4) Scott Parker (Tottenham)
Talking of players destined to end up at West Ham...there is pretty much no chance of Scott Parker getting near the Tottenham first-choice XI after the signing of the all-action beast that is Paulinho. He will join Sandro and Mousa Dembele in an uber-energetic midfield trio that will render Parker's 17-point turns a thing of the past. No longer will a Spurs player run slowly up to another Spurs player to deliver the ball personally at his feet. While Jermain Defoe still has his fingers crossed that Tottenham simply forget to buy a striker, Parker has had no such reprieve but will presumably spend his final footballing years huffing and puffing around the Upton Park pitch. It seems apt.
3) Edin Dzeko (Manchester City)
If you end the season as your club's top Premier League scorer despite starting just 16 matches, you should probably expect your future to be secure. But not if your name is Edin Dzeko, who has been given the apparently unshiftable status of unwanted flop at City despite a more-than-decent record of 30 goals in 76 games. Carlos Tevez has gone but Dzeko has moved no further up the pecking order with Alvaro Negredo brought in to battle with Sergio Aguero for the lone frontman place for which Jovetic will also challenge when he's not busy making Nasri sad again. If Arsenal ultimately fail with moves for Gonzalo Higuain, Luis Suarez and Wayne Rooney, they could do a whole lot worse than ask City how much they want for their prolific fourth-choice striker.
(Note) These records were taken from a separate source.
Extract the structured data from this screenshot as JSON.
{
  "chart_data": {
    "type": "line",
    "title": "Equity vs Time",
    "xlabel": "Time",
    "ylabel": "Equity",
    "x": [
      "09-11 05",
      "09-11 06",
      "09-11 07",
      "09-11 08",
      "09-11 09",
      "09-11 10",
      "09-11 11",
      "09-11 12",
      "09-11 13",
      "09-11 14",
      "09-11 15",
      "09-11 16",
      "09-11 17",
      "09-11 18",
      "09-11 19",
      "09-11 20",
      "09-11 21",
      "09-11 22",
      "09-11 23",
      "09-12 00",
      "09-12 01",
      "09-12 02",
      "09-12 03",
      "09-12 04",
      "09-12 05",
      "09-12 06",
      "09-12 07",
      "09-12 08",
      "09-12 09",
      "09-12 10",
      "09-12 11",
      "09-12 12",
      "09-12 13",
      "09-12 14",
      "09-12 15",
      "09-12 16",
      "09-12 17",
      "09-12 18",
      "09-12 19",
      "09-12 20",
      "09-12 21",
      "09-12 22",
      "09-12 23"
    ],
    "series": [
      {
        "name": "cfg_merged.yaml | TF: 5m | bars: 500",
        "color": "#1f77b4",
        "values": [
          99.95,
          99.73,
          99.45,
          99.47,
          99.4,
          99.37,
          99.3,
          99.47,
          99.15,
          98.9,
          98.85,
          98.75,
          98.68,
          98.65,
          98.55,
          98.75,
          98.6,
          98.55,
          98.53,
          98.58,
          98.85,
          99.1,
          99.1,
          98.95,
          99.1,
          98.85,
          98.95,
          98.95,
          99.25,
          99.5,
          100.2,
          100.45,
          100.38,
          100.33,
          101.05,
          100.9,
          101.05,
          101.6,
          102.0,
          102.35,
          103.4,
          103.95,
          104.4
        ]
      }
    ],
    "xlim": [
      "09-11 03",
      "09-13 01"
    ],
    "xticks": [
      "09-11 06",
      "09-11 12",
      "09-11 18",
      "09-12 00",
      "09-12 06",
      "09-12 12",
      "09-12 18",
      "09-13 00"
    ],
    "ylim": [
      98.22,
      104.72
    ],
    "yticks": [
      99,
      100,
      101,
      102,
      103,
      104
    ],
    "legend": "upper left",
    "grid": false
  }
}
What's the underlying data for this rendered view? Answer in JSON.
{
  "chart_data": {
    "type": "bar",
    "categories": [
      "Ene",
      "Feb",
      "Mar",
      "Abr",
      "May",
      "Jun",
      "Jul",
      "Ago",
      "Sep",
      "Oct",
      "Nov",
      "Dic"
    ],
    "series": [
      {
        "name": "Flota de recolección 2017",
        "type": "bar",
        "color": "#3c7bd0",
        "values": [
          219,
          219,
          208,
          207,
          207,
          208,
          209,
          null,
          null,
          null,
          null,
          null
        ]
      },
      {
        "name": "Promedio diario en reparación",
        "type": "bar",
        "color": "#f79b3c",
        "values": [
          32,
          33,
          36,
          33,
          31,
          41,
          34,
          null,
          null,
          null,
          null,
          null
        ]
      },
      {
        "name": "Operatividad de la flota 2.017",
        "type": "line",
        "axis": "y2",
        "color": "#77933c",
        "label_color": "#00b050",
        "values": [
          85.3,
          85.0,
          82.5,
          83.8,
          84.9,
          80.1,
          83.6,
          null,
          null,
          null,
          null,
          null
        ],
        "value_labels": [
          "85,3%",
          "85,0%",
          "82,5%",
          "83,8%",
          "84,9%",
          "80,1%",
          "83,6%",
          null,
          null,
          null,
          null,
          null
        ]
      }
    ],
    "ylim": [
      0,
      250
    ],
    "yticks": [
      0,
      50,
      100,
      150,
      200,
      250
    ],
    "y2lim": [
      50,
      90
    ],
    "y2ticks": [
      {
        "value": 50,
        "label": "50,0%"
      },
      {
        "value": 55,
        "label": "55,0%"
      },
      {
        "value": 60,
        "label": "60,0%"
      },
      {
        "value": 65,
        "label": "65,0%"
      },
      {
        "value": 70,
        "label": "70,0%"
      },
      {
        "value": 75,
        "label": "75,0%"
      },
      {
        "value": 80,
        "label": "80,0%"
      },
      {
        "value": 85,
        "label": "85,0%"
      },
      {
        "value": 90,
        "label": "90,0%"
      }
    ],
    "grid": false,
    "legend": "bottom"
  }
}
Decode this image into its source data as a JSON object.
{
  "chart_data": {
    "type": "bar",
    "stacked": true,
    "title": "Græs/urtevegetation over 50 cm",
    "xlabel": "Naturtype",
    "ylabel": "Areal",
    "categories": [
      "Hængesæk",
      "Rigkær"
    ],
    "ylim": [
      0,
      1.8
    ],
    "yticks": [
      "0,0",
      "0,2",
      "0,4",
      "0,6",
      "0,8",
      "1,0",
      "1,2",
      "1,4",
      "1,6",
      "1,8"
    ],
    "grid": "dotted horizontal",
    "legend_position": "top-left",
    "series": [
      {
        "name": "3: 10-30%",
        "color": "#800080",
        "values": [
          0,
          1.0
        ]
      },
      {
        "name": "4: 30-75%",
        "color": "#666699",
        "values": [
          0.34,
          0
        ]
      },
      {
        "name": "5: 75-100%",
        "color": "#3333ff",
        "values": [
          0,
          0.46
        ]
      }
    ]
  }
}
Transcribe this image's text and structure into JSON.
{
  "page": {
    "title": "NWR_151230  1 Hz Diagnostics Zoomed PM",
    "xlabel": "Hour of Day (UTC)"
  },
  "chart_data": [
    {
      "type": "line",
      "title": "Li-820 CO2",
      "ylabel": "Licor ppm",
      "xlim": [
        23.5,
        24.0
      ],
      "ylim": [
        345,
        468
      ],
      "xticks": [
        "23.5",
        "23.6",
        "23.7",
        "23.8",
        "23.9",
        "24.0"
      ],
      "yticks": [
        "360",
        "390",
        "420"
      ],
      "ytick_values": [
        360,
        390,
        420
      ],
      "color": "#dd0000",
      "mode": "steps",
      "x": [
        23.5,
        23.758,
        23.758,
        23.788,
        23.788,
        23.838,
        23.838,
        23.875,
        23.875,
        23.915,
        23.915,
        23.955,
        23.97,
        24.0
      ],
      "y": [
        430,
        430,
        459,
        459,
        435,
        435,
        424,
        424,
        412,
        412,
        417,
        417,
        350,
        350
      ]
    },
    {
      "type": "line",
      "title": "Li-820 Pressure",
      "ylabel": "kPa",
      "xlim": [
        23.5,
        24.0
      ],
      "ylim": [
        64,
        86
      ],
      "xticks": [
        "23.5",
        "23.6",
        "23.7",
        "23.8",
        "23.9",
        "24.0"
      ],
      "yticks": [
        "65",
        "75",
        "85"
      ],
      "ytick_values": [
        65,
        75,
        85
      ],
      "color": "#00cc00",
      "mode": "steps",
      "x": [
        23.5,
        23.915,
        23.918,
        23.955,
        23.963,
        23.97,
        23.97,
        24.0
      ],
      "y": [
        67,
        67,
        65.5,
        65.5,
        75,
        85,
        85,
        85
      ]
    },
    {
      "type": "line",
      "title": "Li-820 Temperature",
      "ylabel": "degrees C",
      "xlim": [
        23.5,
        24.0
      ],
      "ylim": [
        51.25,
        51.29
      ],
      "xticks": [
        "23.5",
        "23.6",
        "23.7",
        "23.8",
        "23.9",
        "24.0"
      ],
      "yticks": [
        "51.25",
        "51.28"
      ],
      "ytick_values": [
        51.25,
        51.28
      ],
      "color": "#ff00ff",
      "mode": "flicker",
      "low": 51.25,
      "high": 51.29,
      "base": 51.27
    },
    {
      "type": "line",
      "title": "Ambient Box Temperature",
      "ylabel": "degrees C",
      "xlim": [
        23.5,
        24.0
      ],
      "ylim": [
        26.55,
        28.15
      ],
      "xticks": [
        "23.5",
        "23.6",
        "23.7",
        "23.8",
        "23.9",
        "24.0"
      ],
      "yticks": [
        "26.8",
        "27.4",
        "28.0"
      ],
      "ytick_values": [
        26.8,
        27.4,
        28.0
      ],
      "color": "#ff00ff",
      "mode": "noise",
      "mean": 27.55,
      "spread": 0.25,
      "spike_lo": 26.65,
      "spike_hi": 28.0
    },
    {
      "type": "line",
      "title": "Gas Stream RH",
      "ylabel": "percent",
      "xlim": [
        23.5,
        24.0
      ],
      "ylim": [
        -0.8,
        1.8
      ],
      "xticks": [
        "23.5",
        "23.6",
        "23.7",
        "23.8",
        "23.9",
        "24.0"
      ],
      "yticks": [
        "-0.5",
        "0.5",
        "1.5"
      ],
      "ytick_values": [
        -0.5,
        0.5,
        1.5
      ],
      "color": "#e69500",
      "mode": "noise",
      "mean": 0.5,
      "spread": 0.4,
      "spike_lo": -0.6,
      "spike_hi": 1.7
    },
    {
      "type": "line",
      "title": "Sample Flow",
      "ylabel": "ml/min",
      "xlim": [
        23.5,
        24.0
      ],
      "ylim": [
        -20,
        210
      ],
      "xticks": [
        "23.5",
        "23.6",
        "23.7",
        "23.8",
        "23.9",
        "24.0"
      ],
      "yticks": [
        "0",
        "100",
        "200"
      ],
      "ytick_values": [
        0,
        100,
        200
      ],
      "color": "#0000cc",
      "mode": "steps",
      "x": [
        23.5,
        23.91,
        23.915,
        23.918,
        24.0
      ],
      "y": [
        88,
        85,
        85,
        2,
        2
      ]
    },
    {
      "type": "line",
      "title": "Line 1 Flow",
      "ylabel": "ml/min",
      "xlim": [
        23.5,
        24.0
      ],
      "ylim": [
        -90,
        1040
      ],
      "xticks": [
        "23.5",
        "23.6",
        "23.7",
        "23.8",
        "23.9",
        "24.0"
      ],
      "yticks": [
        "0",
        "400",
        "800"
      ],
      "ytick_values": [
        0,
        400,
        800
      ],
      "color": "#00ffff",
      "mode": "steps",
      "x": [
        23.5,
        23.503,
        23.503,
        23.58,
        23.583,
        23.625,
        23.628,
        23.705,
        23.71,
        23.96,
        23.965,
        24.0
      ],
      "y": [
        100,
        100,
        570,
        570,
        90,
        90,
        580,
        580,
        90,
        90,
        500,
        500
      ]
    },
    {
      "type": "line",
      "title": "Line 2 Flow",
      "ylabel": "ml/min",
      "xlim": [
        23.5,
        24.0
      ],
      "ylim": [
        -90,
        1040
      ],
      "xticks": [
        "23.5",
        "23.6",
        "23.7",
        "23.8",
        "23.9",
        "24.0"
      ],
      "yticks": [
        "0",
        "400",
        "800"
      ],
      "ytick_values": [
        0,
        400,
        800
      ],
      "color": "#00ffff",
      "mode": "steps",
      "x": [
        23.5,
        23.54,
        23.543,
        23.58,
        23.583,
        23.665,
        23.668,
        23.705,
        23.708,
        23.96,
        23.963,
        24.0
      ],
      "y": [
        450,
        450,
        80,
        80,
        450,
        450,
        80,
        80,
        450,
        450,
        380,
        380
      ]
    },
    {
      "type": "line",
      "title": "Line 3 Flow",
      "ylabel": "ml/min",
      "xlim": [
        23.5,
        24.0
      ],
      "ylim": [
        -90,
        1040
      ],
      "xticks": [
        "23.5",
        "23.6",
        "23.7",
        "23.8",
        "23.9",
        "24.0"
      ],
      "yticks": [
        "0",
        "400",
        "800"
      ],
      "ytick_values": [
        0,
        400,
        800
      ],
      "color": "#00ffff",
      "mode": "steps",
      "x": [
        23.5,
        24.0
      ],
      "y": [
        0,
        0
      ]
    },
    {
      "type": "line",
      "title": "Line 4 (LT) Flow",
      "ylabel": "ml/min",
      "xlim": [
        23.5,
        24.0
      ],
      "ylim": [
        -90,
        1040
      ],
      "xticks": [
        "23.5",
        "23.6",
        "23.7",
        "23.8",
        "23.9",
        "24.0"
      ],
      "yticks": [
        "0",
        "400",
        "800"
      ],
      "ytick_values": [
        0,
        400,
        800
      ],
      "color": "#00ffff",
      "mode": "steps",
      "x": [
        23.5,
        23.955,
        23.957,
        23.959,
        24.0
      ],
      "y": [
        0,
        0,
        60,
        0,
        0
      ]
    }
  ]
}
2) Gareth Barry (Manchester City)
Arsenal fans may have thrown their arms in the air in disgust when they were strongly linked with a move for Gareth Barry last month (images of England v Germany running through their heads) but you will not find many City fans who have not appreciated the sterling efforts of Barry over the last four years. At £12m, he has been a veritable bargain, consistently playing over 40 games a season and doing a steady job at the base of City's midfield as more dynamic players like Yaya Toure, David Silva and Aguero provide the sexy stuff. But now City have signed the slightly younger and considerably quicker Fernandinho for £30m and Barry is facing a future as a City squad player at best. Arsenal fans should not be so sniffy if gossip becomes reality and Barry signs.
1) Pepe Reina (Liverpool)
Being on the verge of being sent out on loan by your club for economic reasons probably would not be so painful if they had not just signed a similarly talented goalkeeper for an eye-watering £10m. The message could not be clearer to Pepe Reina: Your face no longer fits. Reina's stock has clearly fallen over the last two-three years - indeed, you could argue that he's not been the same player since Rafa Benitez left - but comments from Rodgers that Reina is a "good guy" who "understands what I want to do totally" must make uncomfortable reading for a player who has always been unstinting in his loyalty to Liverpool. Does he understand? Maybe, but we're not sure we would.